Vitamin D expression is increased in RCC, Thyroid, Ovarian, Endometrial, Cervical cancers (***Better prognosis, with increased overall survival).
See VDR and CYP27B1.
CYP27B1 is the enzyme responsible for converting 25‐hydroxyvitamin D into its active form, 1,25‐dihydroxyvitamin D (calcitriol). As with VDR, CYP27B1 expression in tumors has been investigated for its potential prognostic significance in various cancers.
What Vitamin D Reflects in Cancer
Low 25(OH)D commonly indicates:
-Reduced host resilience (frailty, sarcopenia risk)
-Impaired immune regulation (innate and adaptive)
-Higher inflammatory tone
-Less favorable tumor microenvironment signaling
Vitamin D status therefore integrates nutrition, inflammation, and immune competence.
How Vitamin D Is Used Clinically
A) Prognosis (Primary Use)
-Low vitamin D associates with worse outcomes across several cancers (observational consistency).
-Deficiency correlates with advanced disease and higher mortality.

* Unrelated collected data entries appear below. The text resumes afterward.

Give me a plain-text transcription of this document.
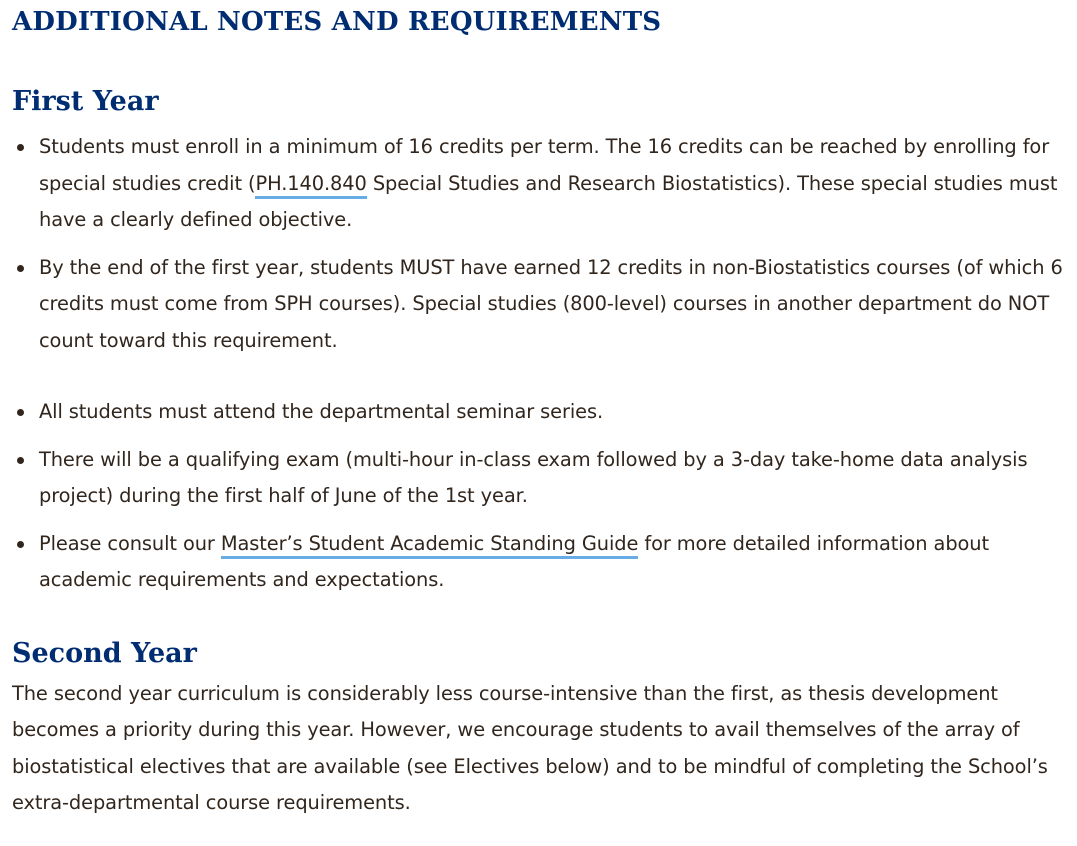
ADDITIONAL NOTES AND REQUIREMENTS
First Year
Students must enroll in a minimum of 16 credits per term. The 16 credits can be reached by enrolling for special studies credit (PH.140.840 Special Studies and Research Biostatistics). These special studies must have a clearly defined objective.
By the end of the first year, students MUST have earned 12 credits in non-Biostatistics courses (of which 6 credits must come from SPH courses). Special studies (800-level) courses in another department do NOT count toward this requirement.
All students must attend the departmental seminar series.
There will be a qualifying exam (multi-hour in-class exam followed by a 3-day take-home data analysis project) during the first half of June of the 1st year.
Please consult our Master’s Student Academic Standing Guide for more detailed information about academic requirements and expectations.
Second Year

The second year curriculum is considerably less course-intensive than the first, as thesis development becomes a priority during this year. However, we encourage students to avail themselves of the array of biostatistical electives that are available (see Electives below) and to be mindful of completing the School’s extra-departmental course requirements.
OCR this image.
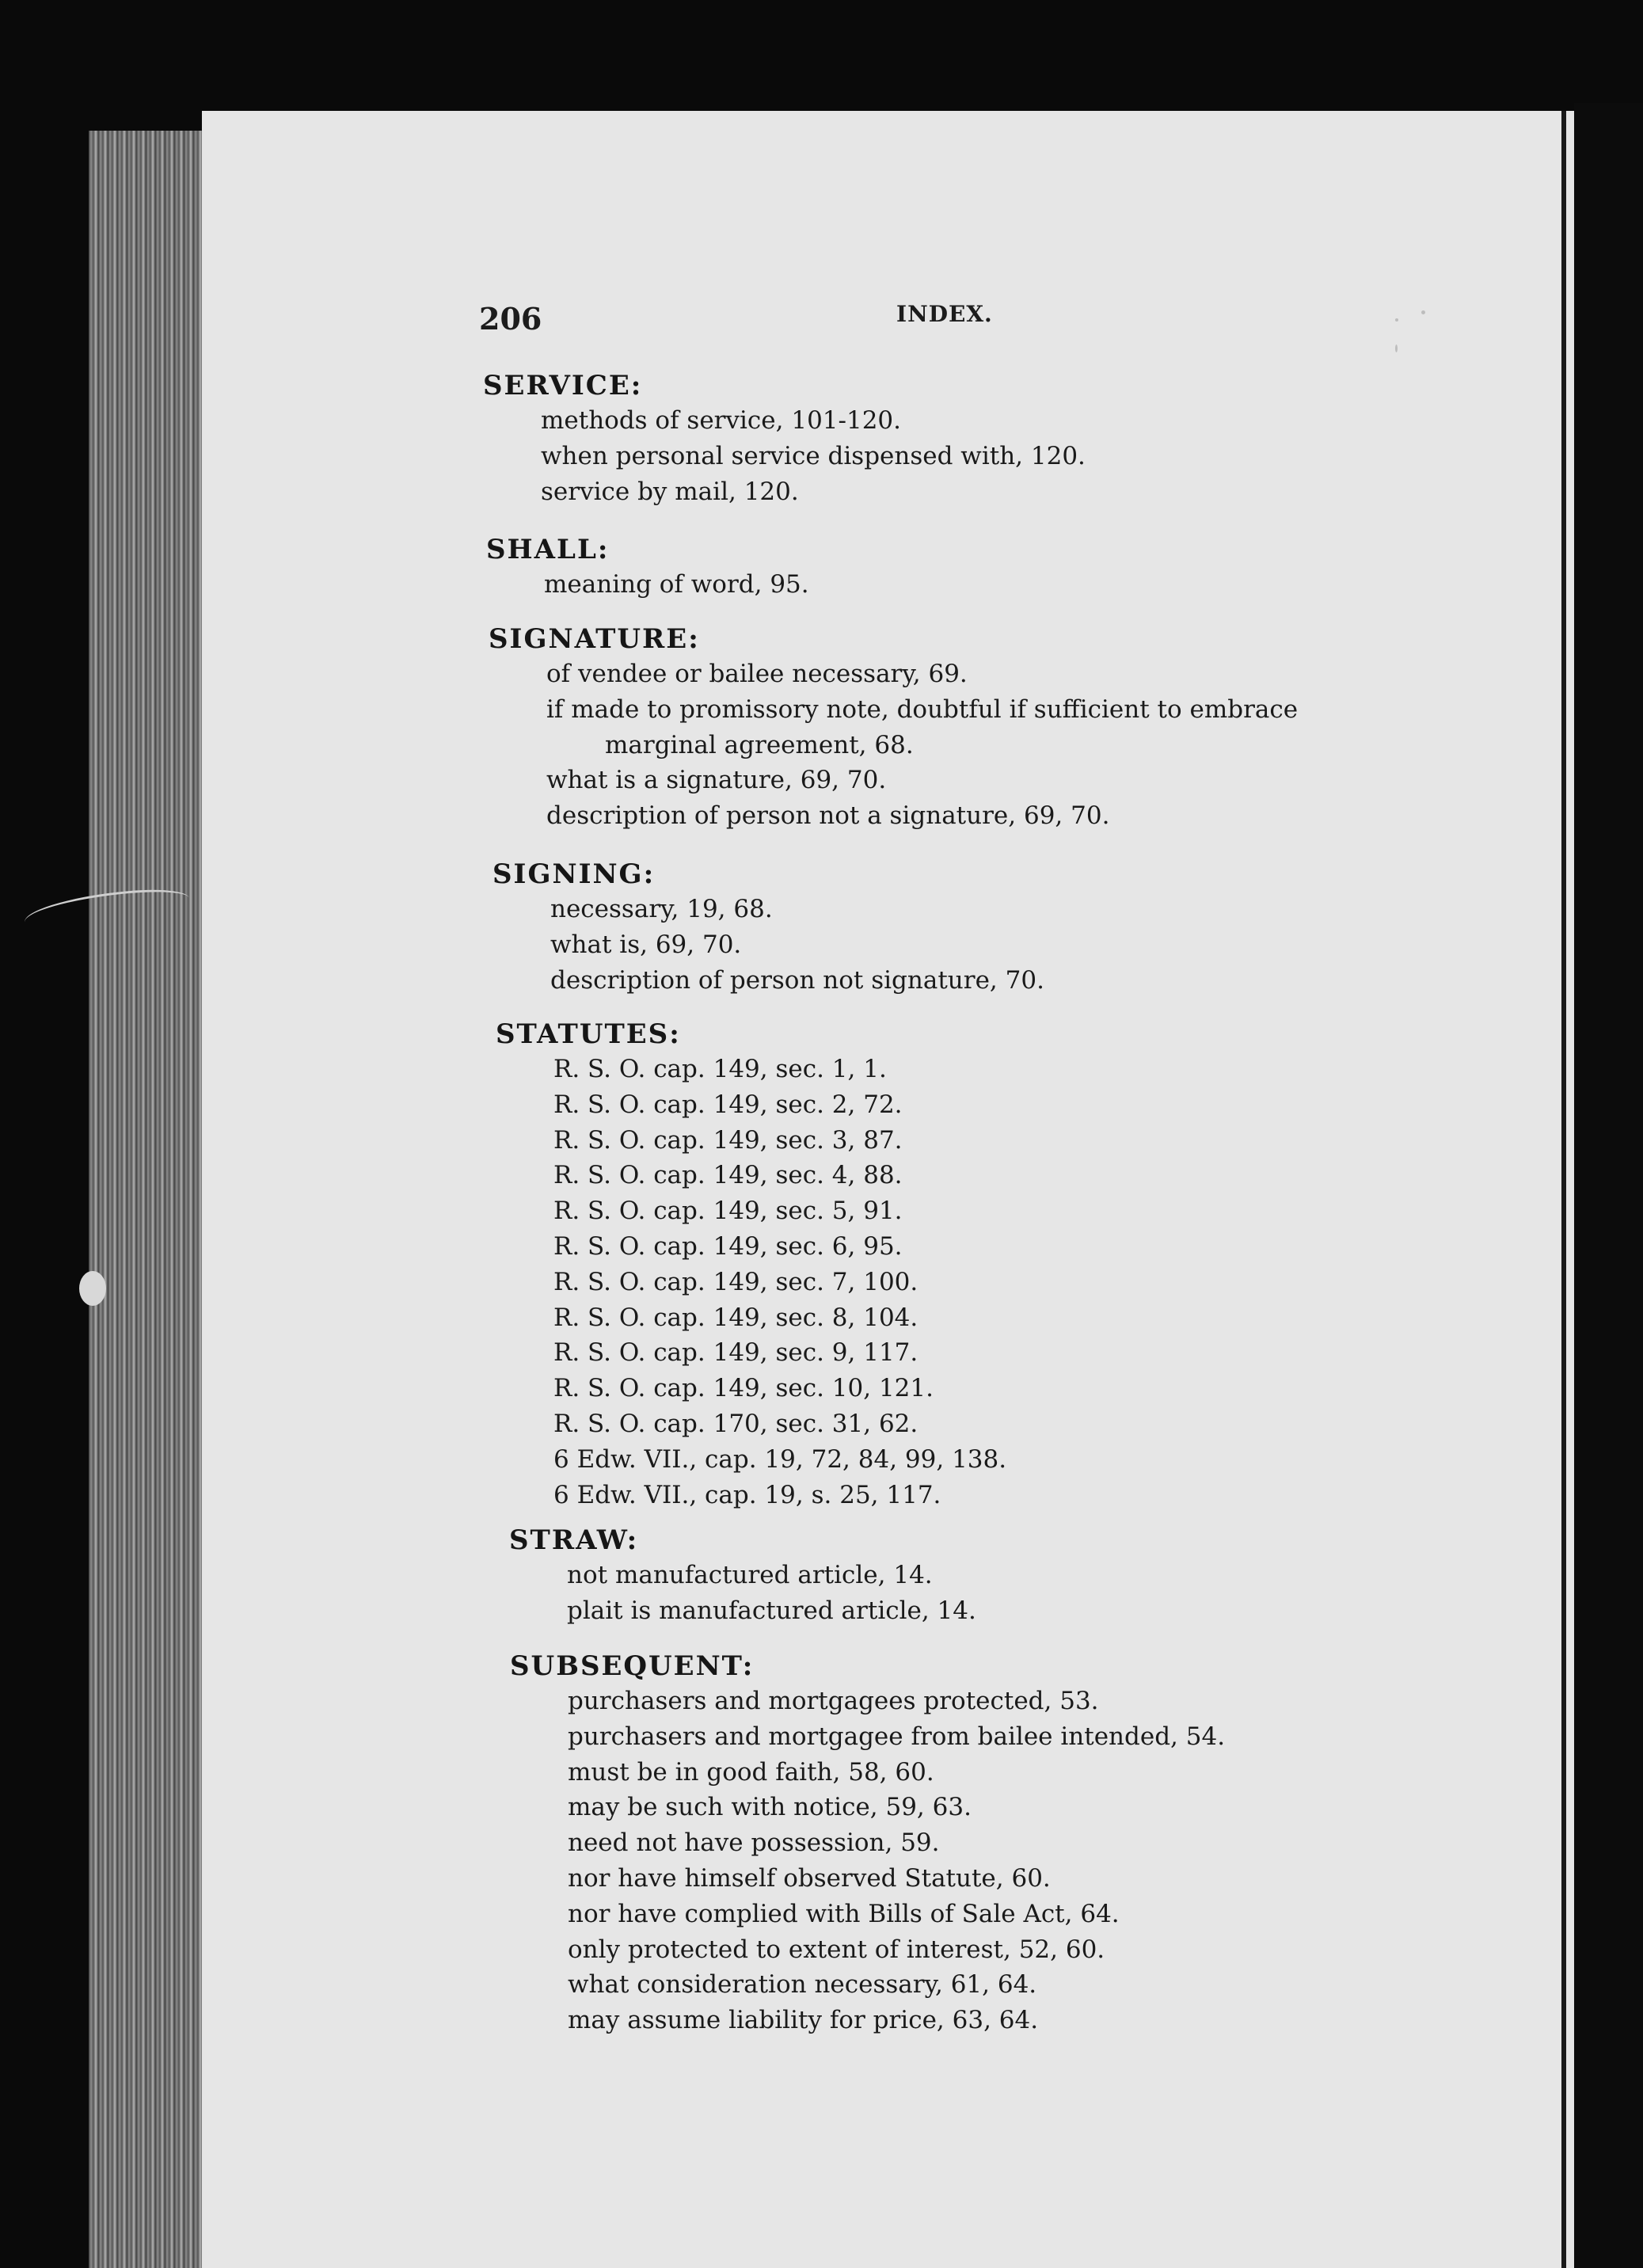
206	INDEX.
SERVICE:
methods of service, 101-120.
when personal service dispensed with, 120.
service by mail, 120.
SHALL:
meaning of word, 95.
SIGNATURE:
of vendee or bailee necessary, 69.
if made to promissory note, doubtful if sufficient to embrace
marginal agreement, 68.
what is a signature, 69, 70.
description of person not a signature, 69, 70.
SIGNING:
necessary, 19, 68.
what is, 69, 70.
description of person not signature, 70.
STATUTES:
R. S. O. cap. 149, sec. 1, 1.
R. S. O. cap. 149, sec. 2, 72.
R. S. O. cap. 149, sec. 3, 87.
R. S. O. cap. 149, sec. 4, 88.
R. S. O. cap. 149, sec. 5, 91.
R. S. O. cap. 149, sec. 6, 95.
R. S. O. cap. 149, sec. 7, 100.
R. S. O. cap. 149, sec. 8, 104.
R. S. O. cap. 149, sec. 9, 117.
R. S. O. cap. 149, sec. 10, 121.
R. S. O. cap. 170, sec. 31, 62.
6 Edw. VII., cap. 19, 72, 84, 99, 138.
6 Edw. VII., cap. 19, s. 25, 117.
STRAW:
not manufactured article, 14.
plait is manufactured article, 14.
SUBSEQUENT:
purchasers and mortgagees protected, 53.
purchasers and mortgagee from bailee intended, 54.
must be in good faith, 58, 60.
may be such with notice, 59, 63.
need not have possession, 59.
nor have himself observed Statute, 60.
nor have complied with Bills of Sale Act, 64.
only protected to extent of interest, 52, 60.
what consideration necessary, 61, 64.
may assume liability for price, 63, 64.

B) Treatment Tolerance & Supportive Care
-Adequate levels support bone health, muscle function, and may reduce treatment-related complications.
-Correction of deficiency is standard supportive care in many oncology settings.
C) Immune Context (Adjunct)
-VDR signaling modulates cytokine balance, dendritic cell function, and T-cell responses.
-Status helps interpret immune readiness, but is not an immunotherapy selector.
Vitamin D is a meaningful host-state biomarker in oncology. Low levels signal reduced physiological and immune reserve and are associated with poorer outcomes. While it does not guide tumor-specific therapy, maintaining adequate vitamin D is clinically relevant for prognosis, tolerance, and supportive care—making it an important component of the host biomarker layer.